Not many of us can remember a time when the Southern Sweet Potato Pie was not adorning our holiday table. Poor or rich, the dessert table held in aluminum pan holding perfectly made pie crust with the prettiest orange custard in the center. If you were lucky an elder person made your pie crust from scratch and your home was filled with the scent of history and love. Children, both boys and girls watched as sweet potatoes were brought from the field, washed and cleaned, peeled, boiled or baked. Eyes wide, potatoes were smashed and lovingly mixed with sugar, spices, eggs, milk, vanilla. Each ingredient measured out perfectly by the touch of the hand or simply eye sight. Unfortunately, that gift did not pass down to me as I measure and weigh everything. What was passed down was the love of food, sharing, creating and serving. Being a part of the celebration of life when we all come together to share and be one. Happy Sweet Potato Pie from my loving hands to your smiling and awaiting mouth.
During the sixteenth century, Brits from Europe brought the tradition of making pumpkin pies for dessert to West Africa. The tradition was soon brought to America during slavery, where the African slaves transformed the dessert into something sweeter using yams, then sweet potatoes. Coincidentally, yams and black-eyed peas was a common food slaves were fed during the Middle Passage.

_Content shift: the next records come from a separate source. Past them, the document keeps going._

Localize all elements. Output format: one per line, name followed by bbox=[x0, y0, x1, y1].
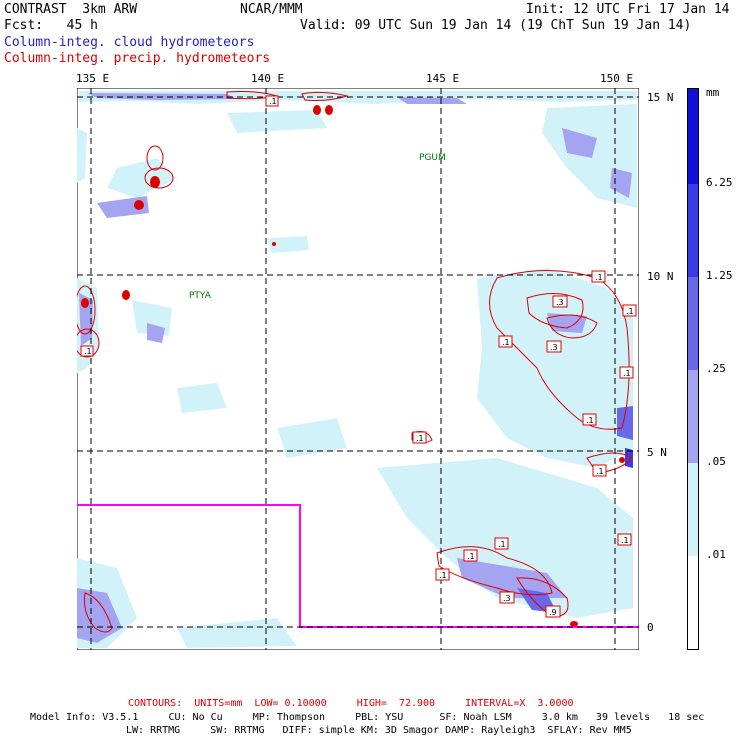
forecast-hour: Fcst: 45 h bbox=[4, 18, 98, 33]
contour-label: .1 bbox=[265, 95, 279, 107]
contour-label: .1 bbox=[617, 533, 632, 546]
svg-text:.9: .9 bbox=[549, 608, 557, 617]
lat-label-15n: 15 N bbox=[647, 91, 674, 104]
lon-label-145: 145 E bbox=[426, 72, 460, 85]
colorbar-level: 1.25 bbox=[706, 269, 733, 282]
precip-maxima bbox=[81, 105, 625, 627]
colorbar-level: 6.25 bbox=[706, 176, 733, 189]
lon-label-150: 150 E bbox=[600, 72, 634, 85]
svg-text:.1: .1 bbox=[439, 571, 447, 580]
colorbar-level: .25 bbox=[706, 362, 726, 375]
lat-label-10n: 10 N bbox=[647, 270, 674, 283]
field-cloud-legend: Column-integ. cloud hydrometeors bbox=[4, 35, 255, 50]
svg-text:.1: .1 bbox=[467, 552, 475, 561]
svg-text:.1: .1 bbox=[84, 347, 92, 356]
contour-label: .1 bbox=[582, 413, 597, 426]
svg-text:.1: .1 bbox=[596, 467, 604, 476]
svg-text:.1: .1 bbox=[586, 416, 594, 425]
contour-info: CONTOURS: UNITS=mm LOW= 0.10000 HIGH= 72… bbox=[128, 698, 574, 709]
svg-text:.1: .1 bbox=[498, 540, 506, 549]
svg-text:.1: .1 bbox=[416, 434, 424, 443]
contour-label: .1 bbox=[463, 549, 478, 562]
svg-text:.1: .1 bbox=[269, 97, 277, 106]
contour-label: .1 bbox=[412, 431, 427, 444]
lon-label-140: 140 E bbox=[251, 72, 285, 85]
svg-text:.3: .3 bbox=[503, 594, 511, 603]
contour-label: .1 bbox=[591, 270, 606, 283]
station-ptya: PTYA bbox=[189, 291, 212, 301]
contour-label: .1 bbox=[619, 366, 634, 379]
lon-label-135: 135 E bbox=[76, 72, 110, 85]
contour-label: .1 bbox=[592, 464, 607, 477]
colorbar-bin bbox=[688, 463, 698, 556]
svg-text:.3: .3 bbox=[550, 343, 558, 352]
svg-text:.1: .1 bbox=[502, 338, 510, 347]
colorbar-bin bbox=[688, 556, 698, 649]
field-precip-legend: Column-integ. precip. hydrometeors bbox=[4, 51, 271, 66]
contour-label: .3 bbox=[546, 340, 562, 353]
svg-text:.1: .1 bbox=[626, 307, 634, 316]
contour-label: .3 bbox=[552, 295, 568, 308]
contour-label: .3 bbox=[499, 591, 515, 604]
init-time: Init: 12 UTC Fri 17 Jan 14 bbox=[526, 2, 730, 17]
svg-text:.1: .1 bbox=[623, 369, 631, 378]
contour-label: .1 bbox=[622, 304, 637, 317]
contour-label: .1 bbox=[498, 335, 513, 348]
colorbar-bin bbox=[688, 89, 698, 184]
colorbar bbox=[687, 88, 699, 650]
colorbar-unit: mm bbox=[706, 86, 720, 99]
model-info-line1: Model Info: V3.5.1 CU: No Cu MP: Thompso… bbox=[30, 712, 705, 723]
model-info-line2: LW: RRTMG SW: RRTMG DIFF: simple KM: 3D … bbox=[126, 725, 632, 736]
org-label: NCAR/MMM bbox=[240, 2, 303, 17]
colorbar-level: .01 bbox=[706, 548, 726, 561]
colorbar-bin bbox=[688, 277, 698, 370]
contour-label: .1 bbox=[494, 537, 509, 550]
station-pgum: PGUM bbox=[419, 153, 446, 163]
svg-text:.1: .1 bbox=[595, 273, 603, 282]
contour-label: .1 bbox=[80, 345, 94, 357]
lat-label-5n: 5 N bbox=[647, 446, 667, 459]
svg-text:.3: .3 bbox=[556, 298, 564, 307]
colorbar-level: .05 bbox=[706, 455, 726, 468]
contour-label: .1 bbox=[435, 568, 450, 581]
map-panel: PGUM PTYA .1 .1 .1 .1 .3 .1 .3 .1 .1 .1 … bbox=[77, 88, 639, 650]
lat-label-0: 0 bbox=[647, 621, 654, 634]
colorbar-bin bbox=[688, 370, 698, 463]
contour-label: .9 bbox=[545, 605, 561, 618]
valid-time: Valid: 09 UTC Sun 19 Jan 14 (19 ChT Sun … bbox=[300, 18, 692, 33]
colorbar-bin bbox=[688, 184, 698, 277]
svg-text:.1: .1 bbox=[621, 536, 629, 545]
model-title: CONTRAST 3km ARW bbox=[4, 2, 138, 17]
lat-lon-grid bbox=[77, 88, 639, 650]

The name of the food was inconsistent at first, because the yam and sweet potato come from two different types of plants. The word yam in African dialects was either “Oyame or Yam Yam” or a few other terms with a few other meanings. Yams are monocots from the Dioscorea family. Sweet potatoes are from the Morning Glory plant family.
Sweet potato pie recipes made a cookbook debut in the 18th century. In the late part of the 19th century, Fannie Famer featured a recipe for glazed sweet potatoes in the Boston Cooking School Cookbook. Soon after, inventor George Washington Carver began to find various uses for the sweet potato, including in a candied version. He released over 100 uses for the vegetable.
As the slaves made the pie for large gatherings in celebration and as a part of family meals, the tradition has continued for family gatherings and black family reunions today.